Kumamaru Hiraku, Judd Suzanne E, Curtis Jeffrey R, Ramachandran Rekha, Hardy N Chantelle, Rhodes J David, Safford Monika M, Kissela Brett M, Howard George, Jalbert Jessica J, Brott Thomas G, Setoguchi Soko
From the Department of Epidemiology, Harvard School of Public Health, Boston, MA (H.K.); Division of Pharmacoepidemiology and Pharmacoeconomics, Brigham and Women's Hospital and Harvard Medical School, Boston, MA (H.K., J.J.J.); Department of Biostatistics (S.E.J., J.D.R., G.H.) and Department of Epidemiology (J.R.C.), University of Alabama at Birmingham School of Public Health; Department of Medicine, University of Alabama at Birmingham School of Medicine (J.R.C., R.R., M.M.S.); Duke Clinical Research Institute, Department of Medicine, Duke University School of Medicine, Durham, NC (N.C.H., S.S.); Department of Neurology, University of Cincinnati, OH (B.M.K.); and Department of Neurology, Mayo Clinic, Jacksonville, FL (T.G.B.).
Circ Cardiovasc Qual Outcomes. 2014 Jul;7(4):611-9. doi: 10.1161/CIRCOUTCOMES.113.000743. Epub 2014 Jun 24.
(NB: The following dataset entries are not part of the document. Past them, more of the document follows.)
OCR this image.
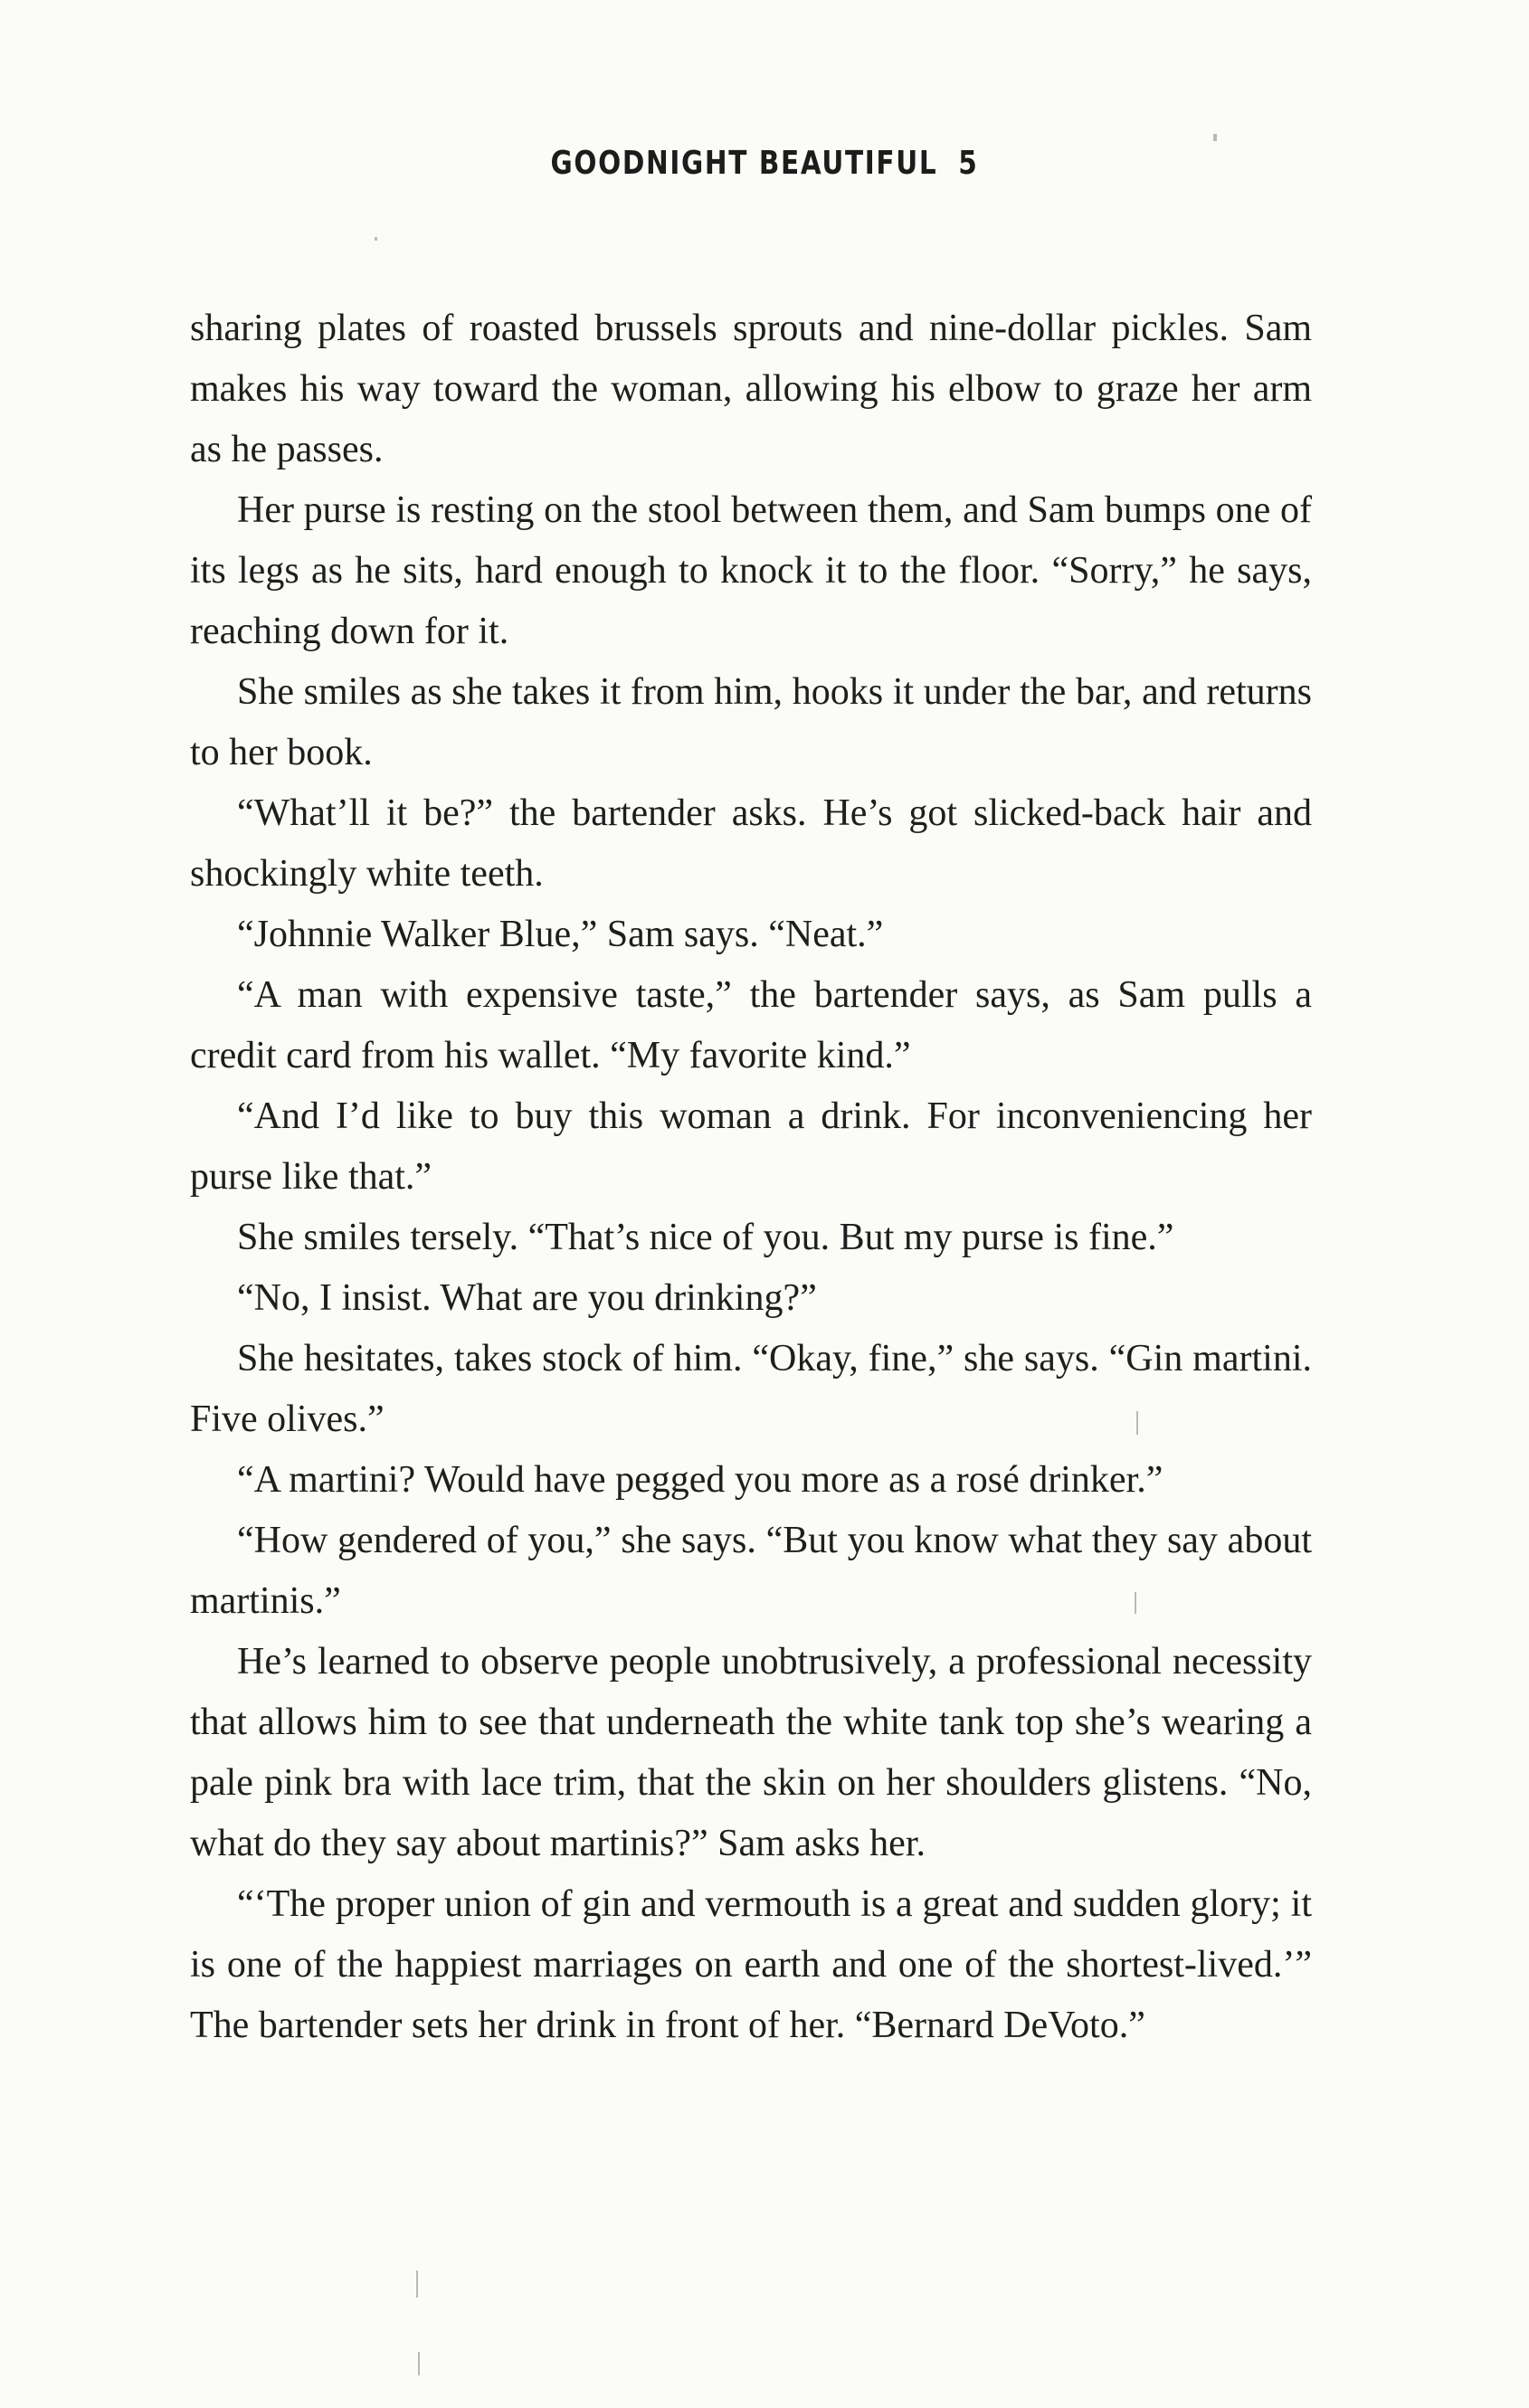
GOODNIGHT BEAUTIFUL 5

sharing plates of roasted brussels sprouts and nine-dollar pickles. Sam makes his way toward the woman, allowing his elbow to graze her arm as he passes.

Her purse is resting on the stool between them, and Sam bumps one of its legs as he sits, hard enough to knock it to the floor. “Sorry,” he says, reaching down for it.

She smiles as she takes it from him, hooks it under the bar, and returns to her book.

“What’ll it be?” the bartender asks. He’s got slicked-back hair and shockingly white teeth.

“Johnnie Walker Blue,” Sam says. “Neat.”

“A man with expensive taste,” the bartender says, as Sam pulls a credit card from his wallet. “My favorite kind.”

“And I’d like to buy this woman a drink. For inconveniencing her purse like that.”

She smiles tersely. “That’s nice of you. But my purse is fine.”

“No, I insist. What are you drinking?”

She hesitates, takes stock of him. “Okay, fine,” she says. “Gin martini. Five olives.”

“A martini? Would have pegged you more as a rosé drinker.”

“How gendered of you,” she says. “But you know what they say about martinis.”

He’s learned to observe people unobtrusively, a professional necessity that allows him to see that underneath the white tank top she’s wearing a pale pink bra with lace trim, that the skin on her shoulders glistens. “No, what do they say about martinis?” Sam asks her.

“‘The proper union of gin and vermouth is a great and sudden glory; it is one of the happiest marriages on earth and one of the shortest-lived.’” The bartender sets her drink in front of her. “Bernard DeVoto.”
The accuracy of stroke diagnosis in administrative claims for a contemporary population of Medicare enrollees has not been studied. We assessed the validity of diagnostic coding algorithms for identifying stroke in the Medicare population by linking data from the REasons for Geographic And Racial Differences in Stroke (REGARDS) Study to Medicare claims.
The REGARDS Study enrolled 30 239 participants ≥45 years in the United States between 2003 and 2007. Stroke experts adjudicated suspected strokes, using retrieved medical records. We linked data for participants enrolled in fee-for-service Medicare to claims files from 2003 through 2009. Using adjudicated strokes as the gold standard, we calculated accuracy measures for algorithms to identify incident and recurrent strokes. We linked data for 15 089 participants, among whom 422 participants had adjudicated strokes during follow-up. An algorithm using primary discharge diagnosis codes for acute ischemic or hemorrhagic stroke (International Classification of Diseases, Ninth Revision, Clinical Modification codes: 430, 431, 433.x1, 434.x1, 436) had a positive predictive value of 92.6% (95% confidence interval, 88.8%-96.4%), a specificity of 99.8% (99.6%-99.9%), and a sensitivity of 59.5% (53.8%-65.1%). An algorithm using only acute ischemic stroke codes (433.x1, 434.x1, 436) had a positive predictive value of 91.1% (95% confidence interval, 86.6%-95.5%), a specificity of 99.8% (99.7%-99.9%), and a sensitivity of 58.6% (52.4%-64.7%).
Claims-based algorithms to identify stroke in a contemporary Medicare cohort had high positive predictive value and specificity, supporting their use as outcomes for etiologic and comparative effectiveness studies in similar populations. These inpatient algorithms are unsuitable for estimating stroke incidence because of low sensitivity.
尚未对当代医疗保险参保人群行政索赔中的中风诊断准确性进行研究。我们通过将中风地理和种族差异原因(REGARDS)研究的数据与医疗保险索赔数据相链接,评估了医疗保险人群中识别中风的诊断编码算法的有效性。
REGARDS研究在2003年至2007年间招募了美国30239名年龄≥45岁的参与者。中风专家利用检索到的医疗记录对疑似中风病例进行判定。我们将参加按服务收费医疗保险的参与者的数据与2003年至2009年的索赔文件相链接。以判定的中风病例作为金标准,我们计算了识别新发和复发性中风的算法的准确性指标。我们链接了15089名参与者的数据,其中422名参与者在随访期间被判定为中风。一种使用急性缺血性或出血性中风的主要出院诊断编码(国际疾病分类第九版临床修订本编码:430、431、433.x1、434.x1、436)的算法,其阳性预测值为92.6%(95%置信区间,88.8%-96.4%),特异性为99.8%(99.6%-99.9%),敏感性为59.5%(53.8%-65.1%)。一种仅使用急性缺血性中风编码(433.x1、434.x1、436)的算法,其阳性预测值为91.1%(95%置信区间,86.6%-95.5%),特异性为99.8%(99.7%-99.9%),敏感性为58.6%(52.4%-64.7%)。
在当代医疗保险队列中识别中风的基于索赔的算法具有较高的阳性预测值和特异性,支持将其用作类似人群病因学和比较有效性研究的结果。由于敏感性较低,这些住院算法不适用于估计中风发病率。